With Messala less hissable, that slack is made up by Marcus Decimus (David Walmsley) and Pontius Pilate (Pilou Asbæk). The latter’s role is more prominent but also less interesting than previously; the character is always more intriguing when presented as half reasonable. Judah’s leprous mother and sister are once again healed during a magic rainstorm – but no blood of Christ with it – yet there’s no sense that, unlike wife Esther (Nazanin Boniadi), he has undergone a conversion.

Indeed, it’s difficult to conclude the picture has any perspective towards belief or politics, rather suiting its artless genesis. At best, one might come away with the vague idea that individual empathy will overcome divisions of race or class; perhaps everyone leaving Jerusalem to its fate suggests a disinterest in resolving conflicts where there’s no will for peaceful resolution by all parties. Or it’s just careless writing.
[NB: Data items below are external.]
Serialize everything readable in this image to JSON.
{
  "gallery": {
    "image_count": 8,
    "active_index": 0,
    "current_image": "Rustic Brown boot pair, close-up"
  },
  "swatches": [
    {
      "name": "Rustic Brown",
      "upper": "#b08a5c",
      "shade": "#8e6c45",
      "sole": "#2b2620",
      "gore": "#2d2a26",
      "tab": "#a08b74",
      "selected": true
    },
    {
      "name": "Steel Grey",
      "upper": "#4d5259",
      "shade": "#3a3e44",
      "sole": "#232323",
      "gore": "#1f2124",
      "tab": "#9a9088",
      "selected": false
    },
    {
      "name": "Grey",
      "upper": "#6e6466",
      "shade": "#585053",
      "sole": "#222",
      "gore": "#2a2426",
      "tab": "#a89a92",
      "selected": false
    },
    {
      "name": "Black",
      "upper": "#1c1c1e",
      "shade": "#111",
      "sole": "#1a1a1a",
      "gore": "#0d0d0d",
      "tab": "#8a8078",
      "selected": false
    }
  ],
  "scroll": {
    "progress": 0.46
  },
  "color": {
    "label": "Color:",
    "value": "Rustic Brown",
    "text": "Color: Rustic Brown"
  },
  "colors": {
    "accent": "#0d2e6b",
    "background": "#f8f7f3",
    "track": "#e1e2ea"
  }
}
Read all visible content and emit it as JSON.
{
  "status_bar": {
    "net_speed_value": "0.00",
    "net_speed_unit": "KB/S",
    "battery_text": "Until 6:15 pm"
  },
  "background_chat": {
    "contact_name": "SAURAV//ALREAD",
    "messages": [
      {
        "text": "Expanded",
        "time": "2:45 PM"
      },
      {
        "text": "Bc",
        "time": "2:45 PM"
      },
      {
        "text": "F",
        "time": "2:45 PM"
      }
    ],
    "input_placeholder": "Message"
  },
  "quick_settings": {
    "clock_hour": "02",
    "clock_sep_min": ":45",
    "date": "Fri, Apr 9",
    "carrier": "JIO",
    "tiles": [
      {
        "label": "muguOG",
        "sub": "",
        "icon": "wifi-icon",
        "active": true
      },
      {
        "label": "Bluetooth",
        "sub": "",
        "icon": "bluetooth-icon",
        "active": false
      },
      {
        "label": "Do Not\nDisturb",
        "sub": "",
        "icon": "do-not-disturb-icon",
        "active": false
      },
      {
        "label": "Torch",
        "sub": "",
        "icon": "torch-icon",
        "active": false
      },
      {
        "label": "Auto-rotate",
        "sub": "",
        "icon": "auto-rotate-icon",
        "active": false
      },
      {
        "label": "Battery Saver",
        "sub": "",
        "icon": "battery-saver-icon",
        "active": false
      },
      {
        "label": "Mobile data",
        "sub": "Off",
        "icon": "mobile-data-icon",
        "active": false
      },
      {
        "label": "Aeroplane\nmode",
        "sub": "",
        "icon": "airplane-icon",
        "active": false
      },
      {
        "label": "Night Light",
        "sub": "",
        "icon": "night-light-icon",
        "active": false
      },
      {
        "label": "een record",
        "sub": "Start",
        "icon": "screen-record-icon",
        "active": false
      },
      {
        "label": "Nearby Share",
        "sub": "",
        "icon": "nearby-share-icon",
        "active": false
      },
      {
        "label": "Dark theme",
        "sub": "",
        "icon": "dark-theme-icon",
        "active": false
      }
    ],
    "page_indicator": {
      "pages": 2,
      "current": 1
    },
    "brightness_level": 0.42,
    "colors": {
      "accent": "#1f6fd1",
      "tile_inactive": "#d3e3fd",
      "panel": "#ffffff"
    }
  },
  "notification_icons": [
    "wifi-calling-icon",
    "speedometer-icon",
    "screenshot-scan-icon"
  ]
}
MGM’s list of remakes and reboots is continuing apace, with the last few months seeing Tomb Raider and Death Wish released to predictably mixed responses and joining the similarly less than rapturous reception of The Magnificent SevenPoltergeistFame and The Pink Panther. Upcoming: a gender-swapped Overboard (which wouldn’t have gone down well in its original form, but reverse the roles and apparently, it’s fair game).

Like the biblical epic generally, it’s unlikely the studio will get wise while there are still success stories out there (even if they’re coming from other studios). In the current cycle, though, about the only approximation of hit criteria for a sword-and-sandals romp is that Russell Crowe has been in about two of them. But then, on a mean average, we won’t be due another big screen Ben-Hur until 2062.